Re: M_Boats: safety in swage fittings vs
Yes, fittings can be magnafluxed for cracks and that's what the maxi ocean racers do to check their rigging. I saw this in a Ft.Lauderdale rigging yard where they grouped to refit. They would toss the whole stay/shroud and us "regular" people would buy the one year old wire and cut/swage to fit our boats. It's a cheap way to rerig with near new wire.Terminal fitting cracks are 99% the cause stay/shroud replacement. Rigging yards say 10yrs is normal life for wire and that is when you turn it end for end every year...that applies to bigger "non-trailer type" boats. Old wire can look A1 but work hardens from sailing and becomes brittle. I've seen 15 yr old wire that looked perfect and it actually broke strands when coiled up while we were un-stepping the mast. I missed the earlier postings on swage fittings but...aircraft and safety applications use flexible cable (7x19 or higher) and sailboats use the less flexible and lower stretch 1x19. Aircraft rigging has little to zero tension (I'm a past experimental plane builder) and sailboats high tension in comparison. They can share the same terminal ends but fatique is greater with sailboats. Bill P.
Bill What kind of experimental Aircraft did you build? Bob Wcpritchett@aol.com wrote:
Yes, fittings can be magnafluxed for cracks and that's what the maxi ocean racers do to check their rigging.
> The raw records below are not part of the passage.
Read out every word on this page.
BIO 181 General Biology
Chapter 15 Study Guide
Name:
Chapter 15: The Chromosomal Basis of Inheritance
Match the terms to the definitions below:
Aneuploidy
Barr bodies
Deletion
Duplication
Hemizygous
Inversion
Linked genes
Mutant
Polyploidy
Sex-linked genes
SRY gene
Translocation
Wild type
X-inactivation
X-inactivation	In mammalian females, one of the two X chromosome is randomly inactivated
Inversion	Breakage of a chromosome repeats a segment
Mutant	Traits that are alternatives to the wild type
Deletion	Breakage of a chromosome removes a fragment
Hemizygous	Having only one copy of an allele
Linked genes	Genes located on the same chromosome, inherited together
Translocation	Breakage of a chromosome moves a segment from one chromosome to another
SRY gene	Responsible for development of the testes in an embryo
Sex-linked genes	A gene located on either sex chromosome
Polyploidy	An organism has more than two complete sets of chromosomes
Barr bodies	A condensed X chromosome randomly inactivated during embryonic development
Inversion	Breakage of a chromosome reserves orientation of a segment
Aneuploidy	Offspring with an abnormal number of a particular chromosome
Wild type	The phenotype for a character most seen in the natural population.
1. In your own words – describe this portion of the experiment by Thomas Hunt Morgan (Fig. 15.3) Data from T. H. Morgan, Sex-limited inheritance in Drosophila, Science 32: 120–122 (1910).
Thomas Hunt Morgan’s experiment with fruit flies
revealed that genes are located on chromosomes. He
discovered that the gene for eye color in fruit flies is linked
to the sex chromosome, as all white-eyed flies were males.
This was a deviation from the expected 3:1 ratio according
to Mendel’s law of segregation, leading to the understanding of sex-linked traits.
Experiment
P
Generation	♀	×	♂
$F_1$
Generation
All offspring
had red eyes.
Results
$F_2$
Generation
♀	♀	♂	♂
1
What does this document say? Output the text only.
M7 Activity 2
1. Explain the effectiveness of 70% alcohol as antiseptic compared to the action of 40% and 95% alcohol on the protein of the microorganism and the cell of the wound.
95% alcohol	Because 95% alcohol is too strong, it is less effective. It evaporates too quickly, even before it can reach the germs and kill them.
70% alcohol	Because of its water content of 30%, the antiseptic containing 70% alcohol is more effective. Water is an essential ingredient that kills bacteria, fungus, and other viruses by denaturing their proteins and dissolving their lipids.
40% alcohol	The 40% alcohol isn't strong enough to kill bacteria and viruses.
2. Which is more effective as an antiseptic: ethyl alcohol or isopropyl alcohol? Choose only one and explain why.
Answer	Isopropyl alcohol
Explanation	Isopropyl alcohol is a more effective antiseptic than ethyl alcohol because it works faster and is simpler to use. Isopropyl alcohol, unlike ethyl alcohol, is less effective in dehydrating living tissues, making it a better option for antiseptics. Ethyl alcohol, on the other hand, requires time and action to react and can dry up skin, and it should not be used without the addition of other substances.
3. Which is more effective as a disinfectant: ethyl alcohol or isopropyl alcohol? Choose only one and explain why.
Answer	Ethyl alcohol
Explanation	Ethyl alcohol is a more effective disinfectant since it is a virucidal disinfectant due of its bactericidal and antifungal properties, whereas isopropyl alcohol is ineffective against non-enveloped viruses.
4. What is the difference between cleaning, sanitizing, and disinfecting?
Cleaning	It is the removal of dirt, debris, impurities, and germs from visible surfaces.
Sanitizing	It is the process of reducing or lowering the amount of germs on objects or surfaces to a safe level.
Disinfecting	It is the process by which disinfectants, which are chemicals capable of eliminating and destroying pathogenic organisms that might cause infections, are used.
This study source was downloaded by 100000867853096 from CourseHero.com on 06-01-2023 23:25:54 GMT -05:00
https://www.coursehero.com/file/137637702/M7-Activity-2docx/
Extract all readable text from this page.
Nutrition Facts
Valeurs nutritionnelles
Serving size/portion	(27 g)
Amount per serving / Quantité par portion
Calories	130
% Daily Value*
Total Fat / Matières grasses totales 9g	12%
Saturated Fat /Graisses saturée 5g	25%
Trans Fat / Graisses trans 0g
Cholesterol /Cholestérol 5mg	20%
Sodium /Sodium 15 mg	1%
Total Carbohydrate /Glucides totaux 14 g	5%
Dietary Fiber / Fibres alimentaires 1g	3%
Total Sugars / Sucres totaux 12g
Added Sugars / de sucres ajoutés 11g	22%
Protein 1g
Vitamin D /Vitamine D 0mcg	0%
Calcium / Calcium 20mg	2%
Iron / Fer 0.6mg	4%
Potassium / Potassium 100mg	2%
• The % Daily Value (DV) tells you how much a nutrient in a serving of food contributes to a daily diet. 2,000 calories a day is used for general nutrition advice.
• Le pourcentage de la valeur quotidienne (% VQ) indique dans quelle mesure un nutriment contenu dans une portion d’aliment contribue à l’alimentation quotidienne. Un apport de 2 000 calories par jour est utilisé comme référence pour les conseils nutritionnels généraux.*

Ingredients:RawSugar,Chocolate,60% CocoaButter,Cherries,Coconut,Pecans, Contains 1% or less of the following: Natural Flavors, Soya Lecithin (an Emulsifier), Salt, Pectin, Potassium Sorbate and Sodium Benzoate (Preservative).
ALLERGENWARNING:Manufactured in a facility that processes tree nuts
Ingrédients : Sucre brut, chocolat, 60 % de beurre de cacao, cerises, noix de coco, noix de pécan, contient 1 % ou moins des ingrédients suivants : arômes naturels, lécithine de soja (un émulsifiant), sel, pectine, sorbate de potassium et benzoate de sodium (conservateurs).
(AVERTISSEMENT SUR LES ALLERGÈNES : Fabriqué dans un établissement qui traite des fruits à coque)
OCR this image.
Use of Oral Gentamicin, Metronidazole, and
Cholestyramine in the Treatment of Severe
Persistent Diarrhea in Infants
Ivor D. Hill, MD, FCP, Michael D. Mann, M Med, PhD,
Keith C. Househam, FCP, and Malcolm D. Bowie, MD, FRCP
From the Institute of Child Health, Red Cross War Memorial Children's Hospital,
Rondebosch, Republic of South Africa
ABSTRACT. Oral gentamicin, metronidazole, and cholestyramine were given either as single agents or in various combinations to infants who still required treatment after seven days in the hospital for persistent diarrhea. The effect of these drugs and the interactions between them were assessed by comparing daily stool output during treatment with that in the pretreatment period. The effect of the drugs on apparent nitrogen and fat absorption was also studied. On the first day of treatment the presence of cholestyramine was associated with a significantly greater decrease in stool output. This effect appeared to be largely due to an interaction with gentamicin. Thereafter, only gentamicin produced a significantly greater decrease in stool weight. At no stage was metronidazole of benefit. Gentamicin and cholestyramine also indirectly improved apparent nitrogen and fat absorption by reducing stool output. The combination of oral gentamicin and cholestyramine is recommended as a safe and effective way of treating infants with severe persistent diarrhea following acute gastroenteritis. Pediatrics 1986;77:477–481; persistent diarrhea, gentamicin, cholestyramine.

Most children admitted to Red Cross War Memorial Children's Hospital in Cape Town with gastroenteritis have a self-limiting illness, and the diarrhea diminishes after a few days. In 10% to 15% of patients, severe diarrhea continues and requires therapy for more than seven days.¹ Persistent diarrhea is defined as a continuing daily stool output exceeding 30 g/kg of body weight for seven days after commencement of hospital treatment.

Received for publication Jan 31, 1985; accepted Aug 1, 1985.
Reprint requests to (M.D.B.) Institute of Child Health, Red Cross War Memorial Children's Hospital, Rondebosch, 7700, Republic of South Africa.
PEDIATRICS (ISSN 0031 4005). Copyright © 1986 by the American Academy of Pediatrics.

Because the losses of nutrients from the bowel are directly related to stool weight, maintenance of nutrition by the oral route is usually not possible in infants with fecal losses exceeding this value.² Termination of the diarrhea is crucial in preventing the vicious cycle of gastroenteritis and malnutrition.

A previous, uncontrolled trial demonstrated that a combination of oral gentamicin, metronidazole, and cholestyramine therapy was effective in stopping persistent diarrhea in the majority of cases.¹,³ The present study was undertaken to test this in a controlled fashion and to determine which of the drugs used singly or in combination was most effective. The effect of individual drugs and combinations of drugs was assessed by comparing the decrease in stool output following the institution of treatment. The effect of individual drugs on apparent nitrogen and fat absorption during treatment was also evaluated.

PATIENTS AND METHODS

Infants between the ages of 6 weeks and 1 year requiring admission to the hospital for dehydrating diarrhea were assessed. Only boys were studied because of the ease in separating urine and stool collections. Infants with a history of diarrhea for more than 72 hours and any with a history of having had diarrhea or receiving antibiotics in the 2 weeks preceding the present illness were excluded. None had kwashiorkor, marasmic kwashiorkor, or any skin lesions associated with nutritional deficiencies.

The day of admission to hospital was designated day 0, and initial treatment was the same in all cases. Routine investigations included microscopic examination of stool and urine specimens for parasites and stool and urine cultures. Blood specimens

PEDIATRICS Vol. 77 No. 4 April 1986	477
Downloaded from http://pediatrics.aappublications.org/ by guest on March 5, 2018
I saw this in a Ft.Lauderdale rigging yard where they grouped to refit. They would toss the whole stay/shroud and us "regular" people would buy the one year old wire and cut/swage to fit our boats. It's a cheap way to rerig with near new wire.Terminal fitting cracks are 99% the cause stay/shroud replacement.
Rigging yards say 10yrs is normal life for wire and that is when you turn it end for end every year...that applies to bigger "non-trailer type" boats. Old wire can look A1 but work hardens from sailing and becomes brittle. I've seen 15 yr old wire that looked perfect and it actually broke strands when coiled up while we were un-stepping the mast.
I missed the earlier postings on swage fittings but...aircraft and safety applications use flexible cable (7x19 or higher) and sailboats use the less flexible and lower stretch 1x19. Aircraft rigging has little to zero tension (I'm a past experimental plane builder) and sailboats high tension in comparison. They can share the same terminal ends but fatique is greater with sailboats.